“I feel like this work is changing the world!”
In Kenya, girls face particular obstacles when it comes to education and formal employment. Especially further education after primary education is the stage where most girls are excluded resulting in much lower chances of financial independence and employability than men.
Vocational training services are part of the recent effort by Kenya’s government to improve the population’s education, however, girls are underrepresented in these institutions. Facilities like Tewa Training Centre are therefore a big stepping stone for many girls into meaningful employment.
Sussy’s story, a teacher and mentor at Tewa Training College, not only confirms the difficulties girls face regarding education but also presents a solution and hope for this problem. With an understanding of the local circumstances why girls might not be able to continue education, Sussy is part of an outreach project that talks to parents in rural areas, advocating for girls’ education and overcoming spatial boundaries by bringing some of their classes to the girls’ homes.
“We have to teach their parents first. Unless the parents say yes, the child will not come to school. We also take some of our vocational training classes out into the villages, and we show them how to bake cakes, for example, using local materials in the clay oven to make different items”, she told us.

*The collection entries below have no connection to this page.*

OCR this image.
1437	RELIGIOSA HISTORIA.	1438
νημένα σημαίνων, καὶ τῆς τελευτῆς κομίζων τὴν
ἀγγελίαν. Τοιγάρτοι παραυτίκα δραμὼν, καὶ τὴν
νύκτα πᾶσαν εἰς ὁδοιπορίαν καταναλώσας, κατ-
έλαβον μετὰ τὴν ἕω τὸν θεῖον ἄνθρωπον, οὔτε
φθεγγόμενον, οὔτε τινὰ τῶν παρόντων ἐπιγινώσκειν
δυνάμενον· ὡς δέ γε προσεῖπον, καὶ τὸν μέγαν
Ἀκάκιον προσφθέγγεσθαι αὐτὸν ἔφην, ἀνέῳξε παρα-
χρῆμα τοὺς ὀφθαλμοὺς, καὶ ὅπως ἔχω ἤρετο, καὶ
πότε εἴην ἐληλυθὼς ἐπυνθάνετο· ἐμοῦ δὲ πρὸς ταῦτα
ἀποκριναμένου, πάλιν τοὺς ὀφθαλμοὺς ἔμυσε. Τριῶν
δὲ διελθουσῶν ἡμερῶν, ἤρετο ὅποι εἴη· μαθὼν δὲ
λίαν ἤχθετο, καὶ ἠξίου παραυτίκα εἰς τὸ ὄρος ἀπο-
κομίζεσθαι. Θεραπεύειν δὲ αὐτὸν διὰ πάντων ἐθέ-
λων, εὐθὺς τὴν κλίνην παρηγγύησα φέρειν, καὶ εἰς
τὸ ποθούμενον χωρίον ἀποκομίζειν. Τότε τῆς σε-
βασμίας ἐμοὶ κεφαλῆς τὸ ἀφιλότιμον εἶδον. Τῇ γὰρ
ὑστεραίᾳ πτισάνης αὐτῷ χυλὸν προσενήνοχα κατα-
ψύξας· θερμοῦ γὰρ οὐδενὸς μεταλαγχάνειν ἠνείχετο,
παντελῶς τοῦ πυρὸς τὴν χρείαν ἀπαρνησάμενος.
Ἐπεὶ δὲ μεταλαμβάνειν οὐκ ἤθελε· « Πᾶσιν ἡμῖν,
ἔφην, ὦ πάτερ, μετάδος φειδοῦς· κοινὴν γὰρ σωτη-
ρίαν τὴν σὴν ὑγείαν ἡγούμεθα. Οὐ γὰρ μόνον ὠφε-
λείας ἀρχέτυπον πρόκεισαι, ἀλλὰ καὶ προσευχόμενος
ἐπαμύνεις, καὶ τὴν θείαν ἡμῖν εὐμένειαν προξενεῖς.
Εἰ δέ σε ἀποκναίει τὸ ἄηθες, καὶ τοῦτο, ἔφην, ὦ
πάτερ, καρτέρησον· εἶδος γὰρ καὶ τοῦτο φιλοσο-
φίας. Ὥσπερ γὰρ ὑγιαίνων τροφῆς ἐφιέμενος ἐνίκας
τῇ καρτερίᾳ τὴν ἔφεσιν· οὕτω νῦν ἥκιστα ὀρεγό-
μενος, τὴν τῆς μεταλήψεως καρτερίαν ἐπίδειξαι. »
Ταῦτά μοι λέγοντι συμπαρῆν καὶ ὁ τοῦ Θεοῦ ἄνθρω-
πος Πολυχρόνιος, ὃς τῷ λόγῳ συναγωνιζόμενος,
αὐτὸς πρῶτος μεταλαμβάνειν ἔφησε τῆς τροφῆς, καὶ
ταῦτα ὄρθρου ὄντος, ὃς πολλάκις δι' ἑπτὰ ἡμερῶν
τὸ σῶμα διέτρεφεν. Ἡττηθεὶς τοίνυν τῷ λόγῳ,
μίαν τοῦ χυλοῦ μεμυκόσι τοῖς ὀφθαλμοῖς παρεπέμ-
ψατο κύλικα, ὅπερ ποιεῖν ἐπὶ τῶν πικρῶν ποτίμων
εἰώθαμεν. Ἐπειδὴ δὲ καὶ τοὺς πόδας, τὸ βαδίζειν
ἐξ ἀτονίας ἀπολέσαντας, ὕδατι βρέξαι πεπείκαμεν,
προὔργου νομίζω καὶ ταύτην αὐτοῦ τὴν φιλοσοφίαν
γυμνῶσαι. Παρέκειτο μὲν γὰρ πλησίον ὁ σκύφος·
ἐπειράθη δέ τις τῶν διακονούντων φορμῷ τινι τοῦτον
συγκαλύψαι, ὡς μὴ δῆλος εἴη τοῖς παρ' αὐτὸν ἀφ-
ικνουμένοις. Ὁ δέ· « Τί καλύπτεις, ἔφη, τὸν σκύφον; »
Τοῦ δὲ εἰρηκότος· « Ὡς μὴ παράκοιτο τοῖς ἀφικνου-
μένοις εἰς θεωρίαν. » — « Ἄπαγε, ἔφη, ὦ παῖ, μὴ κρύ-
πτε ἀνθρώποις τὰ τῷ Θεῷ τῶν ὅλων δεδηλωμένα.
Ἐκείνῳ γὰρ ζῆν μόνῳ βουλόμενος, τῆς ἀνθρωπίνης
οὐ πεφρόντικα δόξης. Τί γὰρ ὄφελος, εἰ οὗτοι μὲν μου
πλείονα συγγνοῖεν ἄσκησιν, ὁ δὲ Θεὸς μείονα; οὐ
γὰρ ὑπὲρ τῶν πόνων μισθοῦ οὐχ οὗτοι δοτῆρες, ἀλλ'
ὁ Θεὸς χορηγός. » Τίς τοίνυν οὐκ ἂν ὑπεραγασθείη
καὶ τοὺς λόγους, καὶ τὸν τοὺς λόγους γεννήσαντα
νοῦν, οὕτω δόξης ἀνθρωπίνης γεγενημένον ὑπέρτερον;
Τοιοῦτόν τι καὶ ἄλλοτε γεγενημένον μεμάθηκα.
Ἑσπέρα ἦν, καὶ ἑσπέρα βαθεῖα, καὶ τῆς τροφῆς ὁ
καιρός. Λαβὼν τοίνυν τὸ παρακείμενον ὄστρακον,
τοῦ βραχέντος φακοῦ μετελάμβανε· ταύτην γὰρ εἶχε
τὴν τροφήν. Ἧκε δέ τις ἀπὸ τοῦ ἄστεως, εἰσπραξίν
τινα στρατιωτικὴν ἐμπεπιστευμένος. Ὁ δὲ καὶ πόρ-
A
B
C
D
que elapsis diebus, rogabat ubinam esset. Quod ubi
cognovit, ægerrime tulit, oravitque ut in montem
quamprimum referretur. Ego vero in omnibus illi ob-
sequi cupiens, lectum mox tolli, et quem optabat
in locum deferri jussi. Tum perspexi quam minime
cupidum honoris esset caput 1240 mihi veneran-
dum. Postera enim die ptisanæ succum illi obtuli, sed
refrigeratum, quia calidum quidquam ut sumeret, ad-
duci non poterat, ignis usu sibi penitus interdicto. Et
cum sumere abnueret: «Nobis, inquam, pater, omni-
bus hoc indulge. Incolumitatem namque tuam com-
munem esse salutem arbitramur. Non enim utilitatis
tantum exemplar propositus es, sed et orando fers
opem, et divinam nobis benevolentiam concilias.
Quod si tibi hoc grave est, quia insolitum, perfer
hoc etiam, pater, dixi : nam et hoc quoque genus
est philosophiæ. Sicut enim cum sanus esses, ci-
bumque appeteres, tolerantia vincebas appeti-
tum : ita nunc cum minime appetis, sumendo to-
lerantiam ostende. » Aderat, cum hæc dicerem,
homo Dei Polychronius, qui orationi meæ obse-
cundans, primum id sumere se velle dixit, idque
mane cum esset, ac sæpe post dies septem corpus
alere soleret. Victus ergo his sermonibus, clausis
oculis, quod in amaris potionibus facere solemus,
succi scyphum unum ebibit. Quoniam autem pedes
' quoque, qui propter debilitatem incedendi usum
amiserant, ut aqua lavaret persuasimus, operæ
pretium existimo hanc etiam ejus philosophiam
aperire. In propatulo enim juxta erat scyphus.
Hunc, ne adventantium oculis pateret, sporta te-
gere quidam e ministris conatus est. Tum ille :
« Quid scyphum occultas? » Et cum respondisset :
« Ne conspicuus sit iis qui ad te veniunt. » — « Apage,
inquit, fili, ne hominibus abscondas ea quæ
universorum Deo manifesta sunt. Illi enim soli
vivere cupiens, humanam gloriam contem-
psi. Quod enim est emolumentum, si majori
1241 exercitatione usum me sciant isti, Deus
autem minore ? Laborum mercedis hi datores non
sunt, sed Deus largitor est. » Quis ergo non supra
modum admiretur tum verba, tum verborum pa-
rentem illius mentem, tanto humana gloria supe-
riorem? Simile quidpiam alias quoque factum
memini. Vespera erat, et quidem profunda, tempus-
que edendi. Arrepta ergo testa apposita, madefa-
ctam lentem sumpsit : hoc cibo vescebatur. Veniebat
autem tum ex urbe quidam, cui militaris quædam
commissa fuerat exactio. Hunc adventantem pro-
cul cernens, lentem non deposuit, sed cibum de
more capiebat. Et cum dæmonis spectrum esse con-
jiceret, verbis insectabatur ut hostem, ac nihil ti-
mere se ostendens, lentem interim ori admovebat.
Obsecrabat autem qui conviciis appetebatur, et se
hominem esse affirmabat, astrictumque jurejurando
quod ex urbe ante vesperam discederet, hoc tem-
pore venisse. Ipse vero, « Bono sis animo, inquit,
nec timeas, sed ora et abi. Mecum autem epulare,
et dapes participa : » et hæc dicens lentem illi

Sussy work has a huge impact on the local population: “they can see there is hope”, she explained, “our job is to convince them that they have to start from somewhere”.
It is particularly her own background that equips her to understand the struggles of young girls but also allows her to be a role model to them as she managed to follow her dream and become a teacher.
The financial burden of education is still something that creates additional obstacles for girls’ education, which is why supporting institutions like Tewa Training College, is not only beneficial to individual girls’ lives but also transforms the whole countries’ social and economic situation: “I feel like this work is changing the world”, explains Sussy.